Intraoperative view of working space when applying continuous negative pressure for suction. Elastic components could adapt to stretching force; there was still considerable working space left after suction.
In addition to the 34 patients who underwent unilateral thyroidectomy, we also successfully used this elastic traction system for endoscopic resection of large thyroid tumors (tumor diameter > 5 cm) in five patients (data not shown). Our results suggested, as compared to the conventional CO2 insufflation method, in the elastic traction system CO2 is no longer the only factor to maintain the “stability” of the working space. Besides, gas leaks because of bleeding or smoke suction during the operation will not lead to interruption or delays in the procedure. The combination of the low-pressure CO2 insufflation and the elastic traction system maintained a stable visual field during the whole procedure, therefore ensuring the safety of the operation. We also tried to turn off the gas flow during the operation and the mechanical lifting by our mini elastic traction space-maker alone had satisfactorily maintained the working space.
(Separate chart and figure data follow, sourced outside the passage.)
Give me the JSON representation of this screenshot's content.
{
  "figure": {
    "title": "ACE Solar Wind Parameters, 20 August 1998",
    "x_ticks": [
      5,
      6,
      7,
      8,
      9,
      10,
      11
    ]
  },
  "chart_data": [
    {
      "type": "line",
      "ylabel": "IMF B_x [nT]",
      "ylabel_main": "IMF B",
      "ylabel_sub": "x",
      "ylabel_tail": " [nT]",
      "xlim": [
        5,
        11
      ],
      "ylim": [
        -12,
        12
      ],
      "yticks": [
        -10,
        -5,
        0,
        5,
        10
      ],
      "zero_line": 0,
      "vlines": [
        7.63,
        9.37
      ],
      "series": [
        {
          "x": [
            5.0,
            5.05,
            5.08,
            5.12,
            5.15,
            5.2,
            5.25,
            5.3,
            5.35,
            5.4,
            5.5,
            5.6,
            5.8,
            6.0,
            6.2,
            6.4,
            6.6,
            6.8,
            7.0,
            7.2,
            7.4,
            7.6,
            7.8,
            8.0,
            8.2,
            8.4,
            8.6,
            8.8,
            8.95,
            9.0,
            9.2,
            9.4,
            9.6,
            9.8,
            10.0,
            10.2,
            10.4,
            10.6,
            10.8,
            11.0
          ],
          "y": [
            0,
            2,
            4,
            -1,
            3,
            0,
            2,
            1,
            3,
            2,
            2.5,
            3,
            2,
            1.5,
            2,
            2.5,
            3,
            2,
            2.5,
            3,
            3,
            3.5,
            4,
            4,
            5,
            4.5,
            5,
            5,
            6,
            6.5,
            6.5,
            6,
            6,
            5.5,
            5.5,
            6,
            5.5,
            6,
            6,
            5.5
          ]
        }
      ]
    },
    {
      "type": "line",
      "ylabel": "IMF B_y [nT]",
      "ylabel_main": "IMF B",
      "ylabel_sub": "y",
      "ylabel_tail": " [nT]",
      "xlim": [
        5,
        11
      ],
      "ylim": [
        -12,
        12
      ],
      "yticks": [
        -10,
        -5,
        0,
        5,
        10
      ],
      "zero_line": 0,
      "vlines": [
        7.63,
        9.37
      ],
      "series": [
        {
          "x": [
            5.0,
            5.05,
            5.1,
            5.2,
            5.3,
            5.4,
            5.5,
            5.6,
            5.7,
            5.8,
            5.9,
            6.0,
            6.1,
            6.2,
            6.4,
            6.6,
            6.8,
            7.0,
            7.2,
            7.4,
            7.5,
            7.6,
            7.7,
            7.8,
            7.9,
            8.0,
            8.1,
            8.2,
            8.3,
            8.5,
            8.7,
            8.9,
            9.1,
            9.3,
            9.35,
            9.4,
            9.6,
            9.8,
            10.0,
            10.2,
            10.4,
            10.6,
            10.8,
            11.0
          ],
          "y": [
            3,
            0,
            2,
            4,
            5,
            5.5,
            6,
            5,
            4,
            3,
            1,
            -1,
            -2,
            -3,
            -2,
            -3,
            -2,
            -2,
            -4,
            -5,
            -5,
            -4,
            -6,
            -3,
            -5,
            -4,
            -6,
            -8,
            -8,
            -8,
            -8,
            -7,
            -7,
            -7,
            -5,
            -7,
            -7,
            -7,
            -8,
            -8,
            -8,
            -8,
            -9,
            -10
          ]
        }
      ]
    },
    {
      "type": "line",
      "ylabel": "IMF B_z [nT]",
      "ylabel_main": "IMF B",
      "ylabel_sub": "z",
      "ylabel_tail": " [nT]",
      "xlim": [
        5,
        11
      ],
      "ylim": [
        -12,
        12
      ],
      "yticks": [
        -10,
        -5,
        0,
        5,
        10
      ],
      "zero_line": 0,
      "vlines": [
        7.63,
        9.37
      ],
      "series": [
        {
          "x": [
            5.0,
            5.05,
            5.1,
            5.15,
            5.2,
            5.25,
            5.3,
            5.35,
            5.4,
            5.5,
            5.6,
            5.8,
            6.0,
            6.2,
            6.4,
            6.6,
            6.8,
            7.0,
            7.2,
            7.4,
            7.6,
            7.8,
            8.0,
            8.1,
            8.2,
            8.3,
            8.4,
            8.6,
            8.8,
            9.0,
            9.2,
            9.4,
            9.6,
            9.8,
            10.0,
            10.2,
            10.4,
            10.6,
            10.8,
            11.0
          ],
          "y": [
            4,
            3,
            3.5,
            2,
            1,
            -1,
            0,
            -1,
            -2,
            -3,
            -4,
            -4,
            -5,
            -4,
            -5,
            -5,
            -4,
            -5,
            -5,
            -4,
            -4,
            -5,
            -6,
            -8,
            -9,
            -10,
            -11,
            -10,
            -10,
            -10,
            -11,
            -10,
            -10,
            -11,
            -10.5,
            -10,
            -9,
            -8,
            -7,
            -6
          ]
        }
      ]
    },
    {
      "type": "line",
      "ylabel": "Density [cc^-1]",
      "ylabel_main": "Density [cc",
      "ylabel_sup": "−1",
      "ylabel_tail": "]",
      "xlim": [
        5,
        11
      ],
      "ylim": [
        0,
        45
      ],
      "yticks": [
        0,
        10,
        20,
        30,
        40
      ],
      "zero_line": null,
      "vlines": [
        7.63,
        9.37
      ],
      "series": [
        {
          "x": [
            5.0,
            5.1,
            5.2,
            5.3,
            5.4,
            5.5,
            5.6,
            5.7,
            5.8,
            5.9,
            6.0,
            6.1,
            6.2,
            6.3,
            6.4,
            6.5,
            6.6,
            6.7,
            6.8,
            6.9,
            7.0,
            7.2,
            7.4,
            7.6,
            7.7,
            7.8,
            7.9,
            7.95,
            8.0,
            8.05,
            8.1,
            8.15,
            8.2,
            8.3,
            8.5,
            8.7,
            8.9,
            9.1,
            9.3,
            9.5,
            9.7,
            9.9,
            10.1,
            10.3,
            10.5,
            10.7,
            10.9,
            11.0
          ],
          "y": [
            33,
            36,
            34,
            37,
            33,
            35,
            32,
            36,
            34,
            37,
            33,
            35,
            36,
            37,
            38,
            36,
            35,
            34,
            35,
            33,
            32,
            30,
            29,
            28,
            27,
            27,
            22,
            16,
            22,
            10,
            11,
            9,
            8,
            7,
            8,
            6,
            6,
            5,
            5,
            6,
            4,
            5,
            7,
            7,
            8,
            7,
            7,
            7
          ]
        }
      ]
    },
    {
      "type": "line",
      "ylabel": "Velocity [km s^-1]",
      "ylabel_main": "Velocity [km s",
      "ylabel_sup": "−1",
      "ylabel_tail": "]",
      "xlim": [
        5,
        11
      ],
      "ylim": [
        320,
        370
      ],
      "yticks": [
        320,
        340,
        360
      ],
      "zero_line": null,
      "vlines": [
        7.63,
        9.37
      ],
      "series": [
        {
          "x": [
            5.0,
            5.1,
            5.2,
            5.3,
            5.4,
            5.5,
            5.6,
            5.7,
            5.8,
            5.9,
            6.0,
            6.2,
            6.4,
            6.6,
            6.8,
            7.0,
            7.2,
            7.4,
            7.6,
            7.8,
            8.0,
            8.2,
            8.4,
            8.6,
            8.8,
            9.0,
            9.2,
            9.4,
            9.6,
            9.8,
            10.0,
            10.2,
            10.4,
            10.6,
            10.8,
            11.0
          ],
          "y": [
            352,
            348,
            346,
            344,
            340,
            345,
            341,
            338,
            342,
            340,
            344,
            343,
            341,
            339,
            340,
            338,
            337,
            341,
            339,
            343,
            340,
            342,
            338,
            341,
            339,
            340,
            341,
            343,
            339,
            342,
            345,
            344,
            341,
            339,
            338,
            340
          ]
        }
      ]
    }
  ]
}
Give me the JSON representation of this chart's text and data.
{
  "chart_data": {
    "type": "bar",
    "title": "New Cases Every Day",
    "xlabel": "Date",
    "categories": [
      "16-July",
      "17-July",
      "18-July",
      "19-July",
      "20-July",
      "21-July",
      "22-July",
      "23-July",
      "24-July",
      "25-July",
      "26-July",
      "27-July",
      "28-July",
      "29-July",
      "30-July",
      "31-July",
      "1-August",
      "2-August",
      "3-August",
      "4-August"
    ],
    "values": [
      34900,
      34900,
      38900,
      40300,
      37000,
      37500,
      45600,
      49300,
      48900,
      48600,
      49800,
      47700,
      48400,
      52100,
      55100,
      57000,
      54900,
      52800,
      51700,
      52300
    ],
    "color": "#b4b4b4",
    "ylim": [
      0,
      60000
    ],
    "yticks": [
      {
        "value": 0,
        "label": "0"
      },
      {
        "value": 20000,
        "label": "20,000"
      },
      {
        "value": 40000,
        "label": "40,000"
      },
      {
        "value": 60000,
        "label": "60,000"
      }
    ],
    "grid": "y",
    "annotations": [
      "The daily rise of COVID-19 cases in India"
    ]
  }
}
Because of the relatively limited working space in the neck, it was hard to ventilate the smoke generated by coagulation with the ultrasound scalpel. However, the combination of elastic traction and high flow of low pressure (0–3 mmHg) CO2 insufflation for space-making could effectively remove the smoke and contribute to a clear vision of the working space, which was important during the CLND. These advantages might help to explain why the time required for performing unilateral lobectomy with CLND was shortened in the elastic traction group. Moreover, there was no significant difference between the two groups in the time required to separate the skin flap.
For endoscopic surgeries of thyroid tumors, especially the large ones, suspension of the neck skin flap with the mini elastic traction space-maker not only could ensure the stability of the working space, but also could create additional vertical working space. These advantages could therefore reduce the difficulty of the procedure and expand the indications for endoscopic surgery in the treatment of benign thyroid diseases.
Declaration of conflicting interest
The authors declare that there is no conflict of interest.
Funding
This research received no specific grant from any funding agency in the public, commercial, or not-for-profit sectors.